Ilustração de um pôster da campanha da vice-presidente Kamala Harris
Este artigo é do nosso meio aliado CONNECTAS e foi escrito pelo jornalista argentino Leonardo Oliva.
“Eleitores latinos, nós vemos vocês e estamos prontos para vencer juntos.” Quem assina esse tuíte de 27 de setembro é Julie Chavez Rodriguez, a primeira latina a dirigir uma campanha presidencial nos Estados Unidos. A californiana de 46 anos, neta de um líder histórico dos trabalhadores rurais, está encarregada de levar Kamala Harris a vencer a eleição de 5 de novembro contra Donald Trump.
Tanto a democrata quanto o republicano têm se esforçado para conquistar o voto latino, uma comunidade que se tornou a maior minoria étnica do país. Mas Harris tem mais em jogo nessa disputa: historicamente os eleitores de seu partido, muitos hispânicos veem na vice-presidente – uma mulher mestiça e filha de imigrantes – uma representante das minorias.
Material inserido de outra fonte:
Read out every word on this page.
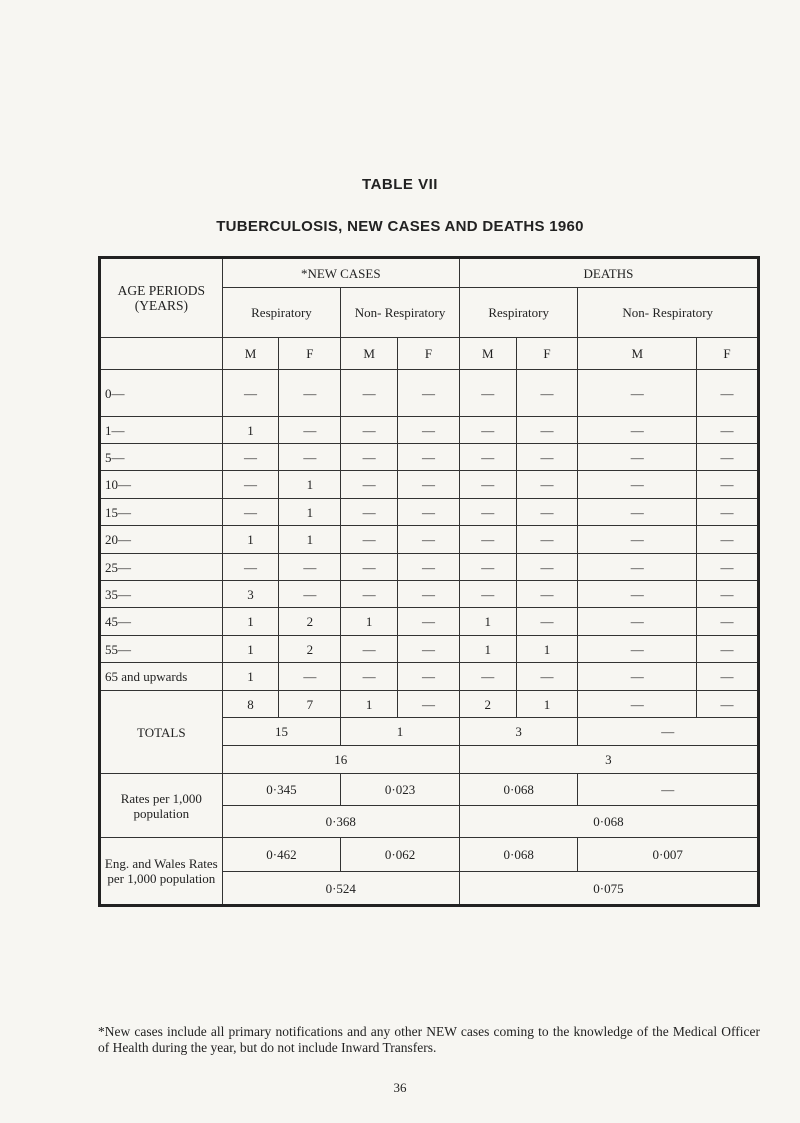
TABLE VII
TUBERCULOSIS, NEW CASES AND DEATHS 1960
AGE PERIODS (YEARS)	*NEW CASES				DEATHS			
	Respiratory		Non- Respiratory		Respiratory		Non- Respiratory	
	M	F	M	F	M	F	M	F
0—	—	—	—	—	—	—	—	—
1—	1	—	—	—	—	—	—	—
5—	—	—	—	—	—	—	—	—
10—	—	1	—	—	—	—	—	—
15—	—	1	—	—	—	—	—	—
20—	1	1	—	—	—	—	—	—
25—	—	—	—	—	—	—	—	—
35—	3	—	—	—	—	—	—	—
45—	1	2	1	—	1	—	—	—
55—	1	2	—	—	1	1	—	—
65 and upwards	1	—	—	—	—	—	—	—
TOTALS	8	7	1	—	2	1	—	—
	15		1		3		—	
	16				3			
Rates per 1,000 population	0·345		0·023		0·068		—	
	0·368				0·068			
Eng. and Wales Rates per 1,000 population	0·462		0·062		0·068		0·007	
	0·524				0·075			
*New cases include all primary notifications and any other NEW cases coming to the knowledge of the Medical Officer of Health during the year, but do not include Inward Transfers.
36
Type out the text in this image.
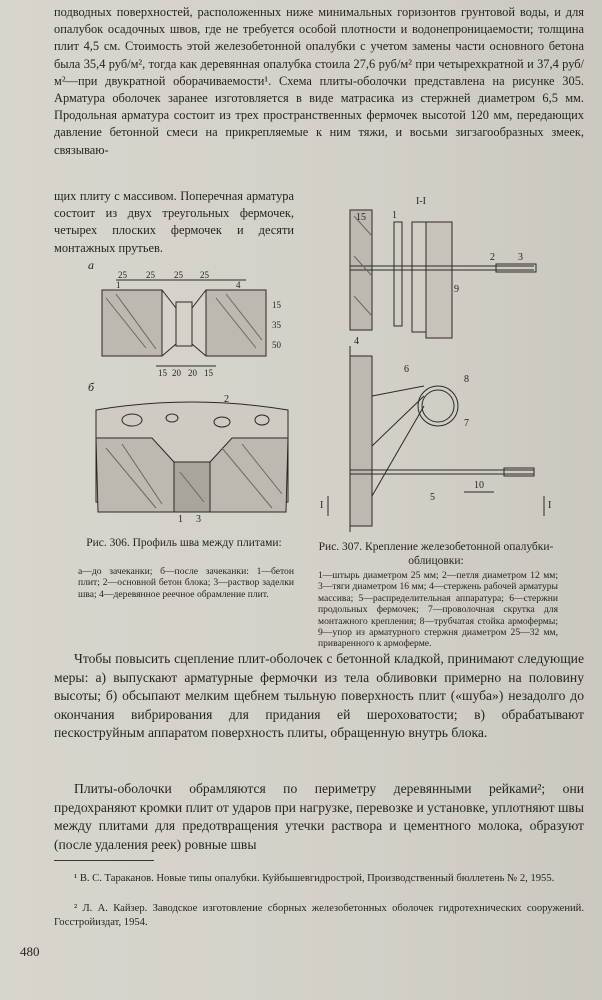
подводных поверхностей, расположенных ниже минимальных горизонтов грунтовой воды, и для опалубок осадочных швов, где не требуется особой плотности и водонепроницаемости; толщина плит 4,5 см. Стоимость этой железобетонной опалубки с учетом замены части основного бетона была 35,4 руб/м², тогда как деревянная опалубка стоила 27,6 руб/м² при четырехкратной и 37,4 руб/м²—при двукратной оборачиваемости¹. Схема плиты-оболочки представлена на рисунке 305. Арматура оболочек заранее изготовляется в виде матрасика из стержней диаметром 6,5 мм. Продольная арматура состоит из трех пространственных фермочек высотой 120 мм, передающих давление бетонной смеси на прикрепляемые к ним тяжи, и восьми зигзагообразных змеек, связываю-

щих плиту с массивом. Поперечная арматура состоит из двух треугольных фермочек, четырех плоских фермочек и десяти монтажных прутьев.

а
25 25 25 25
15 20 20 15
15
35
50
1	4
б
2
1 3

Рис. 306. Профиль шва между плитами:

а—до зачеканки; б—после зачеканки: 1—бетон плит; 2—основной бетон блока; 3—раствор заделки шва; 4—деревянное реечное обрамление плит.

I-I
15
10
I	I
1
2 3
4
5
6
7
8
9

Рис. 307. Крепление железобетонной опалубки-облицовки:

1—штырь диаметром 25 мм; 2—петля диаметром 12 мм; 3—тяги диаметром 16 мм; 4—стержень рабочей арматуры массива; 5—распределительная аппаратура; 6—стержни продольных фермочек; 7—проволочная скрутка для монтажного крепления; 8—трубчатая стойка армофермы; 9—упор из арматурного стержня диаметром 25—32 мм, приваренного к армоферме.

Чтобы повысить сцепление плит-оболочек с бетонной кладкой, принимают следующие меры: а) выпускают арматурные фермочки из тела обливовки примерно на половину высоты; б) обсыпают мелким щебнем тыльную поверхность плит («шуба») незадолго до окончания вибрирования для придания ей шероховатости; в) обрабатывают пескоструйным аппаратом поверхность плиты, обращенную внутрь блока.

Плиты-оболочки обрамляются по периметру деревянными рейками²; они предохраняют кромки плит от ударов при нагрузке, перевозке и установке, уплотняют швы между плитами для предотвращения утечки раствора и цементного молока, образуют (после удаления реек) ровные швы

¹ В. С. Тараканов. Новые типы опалубки. Куйбышевгидрострой, Производственный бюллетень № 2, 1955.

² Л. А. Кайзер. Заводское изготовление сборных железобетонных оболочек гидротехнических сооружений. Госстройиздат, 1954.

480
Alguém mais empático com suas necessidades do que Trump, que não teve vergonha de replicar no último debate uma notícia falsa: que os imigrantes haitianos estão comendo os animais de estimação das famílias da cidade de Springfield, Ohio.
O tuíte de Julie Chavez deve ser entendido no seguinte contexto. Desde que Harris se tornou candidata oficial no final de agosto, o Partido Democrata renovou a esperança de se manter na presidência depois que Joe Biden renunciou à reeleição. E esse impulso também está sendo sentido entre os eleitores hispânicos.
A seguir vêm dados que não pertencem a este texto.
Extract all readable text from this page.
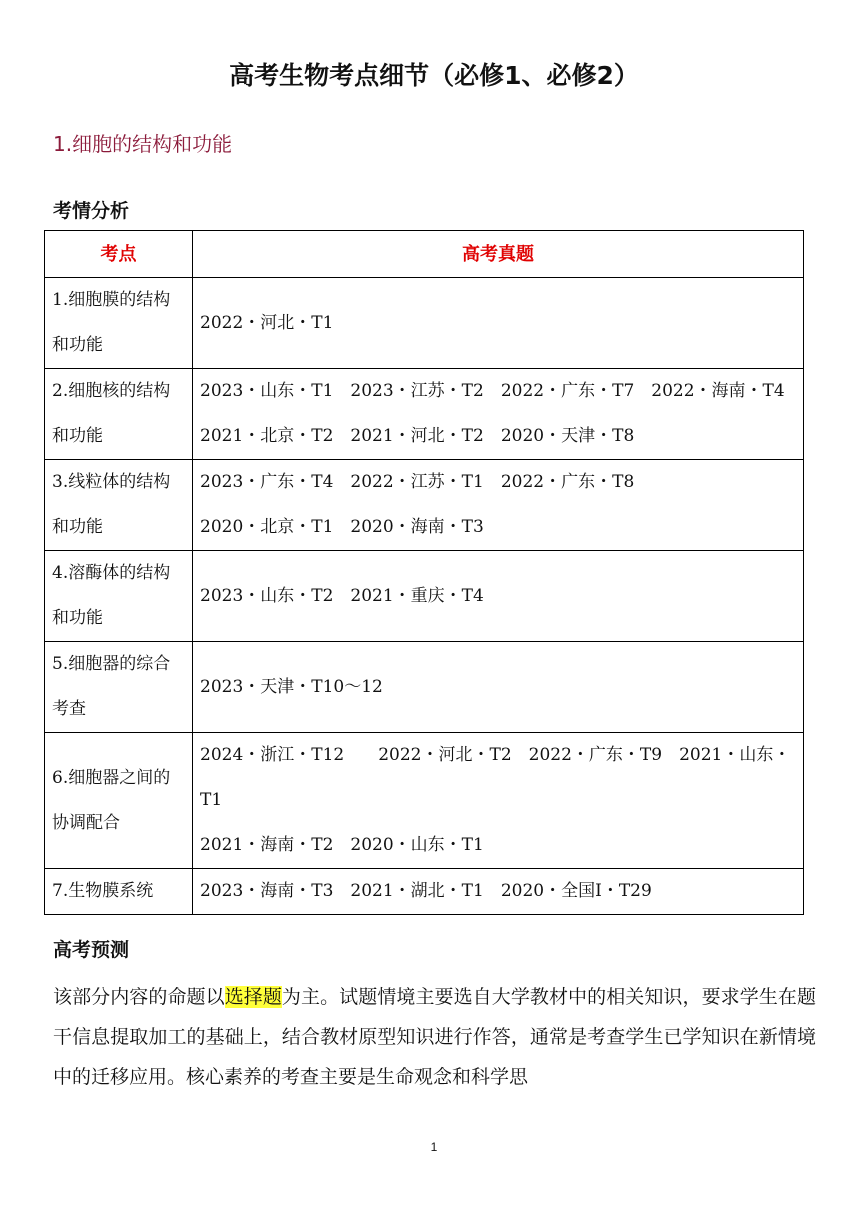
高考生物考点细节（必修1、必修2）
1.细胞的结构和功能
考情分析
考点	高考真题
1.细胞膜的结构和功能	2022・河北・T1

2.细胞核的结构和功能	2023・山东・T1　2023・江苏・T2　2022・广东・T7　2022・海南・T4　2021・北京・T2　2021・河北・T2　2020・天津・T8

3.线粒体的结构和功能	2023・广东・T4　2022・江苏・T1　2022・广东・T8
2020・北京・T1　2020・海南・T3

4.溶酶体的结构和功能	2023・山东・T2　2021・重庆・T4

5.细胞器的综合考查	2023・天津・T10～12

6.细胞器之间的协调配合	2024・浙江・T12　　2022・河北・T2　2022・广东・T9　2021・山东・T1
2021・海南・T2　2020・山东・T1

7.生物膜系统	2023・海南・T3　2021・湖北・T1　2020・全国Ⅰ・T29
高考预测
该部分内容的命题以选择题为主。试题情境主要选自大学教材中的相关知识，要求学生在题干信息提取加工的基础上，结合教材原型知识进行作答，通常是考查学生已学知识在新情境中的迁移应用。核心素养的考查主要是生命观念和科学思
1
Latino voters we see you and are ready to win this together 💪🏽💙🇺🇸 https://t.co/yoV89aOMfO
— Julie Chavez Rodriguez (@JulieR2022) September 27, 2024
Eleitores latinos, nós vemos vocês e estamos prontos para vencer juntos 💪🏽💙🇺🇸
A organização Voto Latino informou que o registro de eleitores aumentou em 200% desde que Harris assumiu o cargo. Isso equivale a cerca de 112.000 novos eleitores, mais da metade dos quais (56%) entre 18 e 29 anos de idade. Além dos jovens, as mulheres também foram motivadas a votar como resultado do “efeito Kamala”.
Conforme publicado pela CONNECTAS em março, o número de eleitores latinos em 2024 aumentou 6,5% em relação à eleição presidencial de 2020, vencida por Biden, e 20,5% em relação ao número de eleitores aptos a votar em 2016, quando Trump venceu. Este ano, mais de um em cada 10 eleitores (14,7%) será de origem latina, um número recorde. No entanto, dos 36,2 milhões de potenciais eleitores hispânicos, apenas 26 milhões estão registrados para votar. É nesses 10 milhões de eleitores indiferentes, que nunca pisaram em uma seção eleitoral, que a equipe de Harris está de olho.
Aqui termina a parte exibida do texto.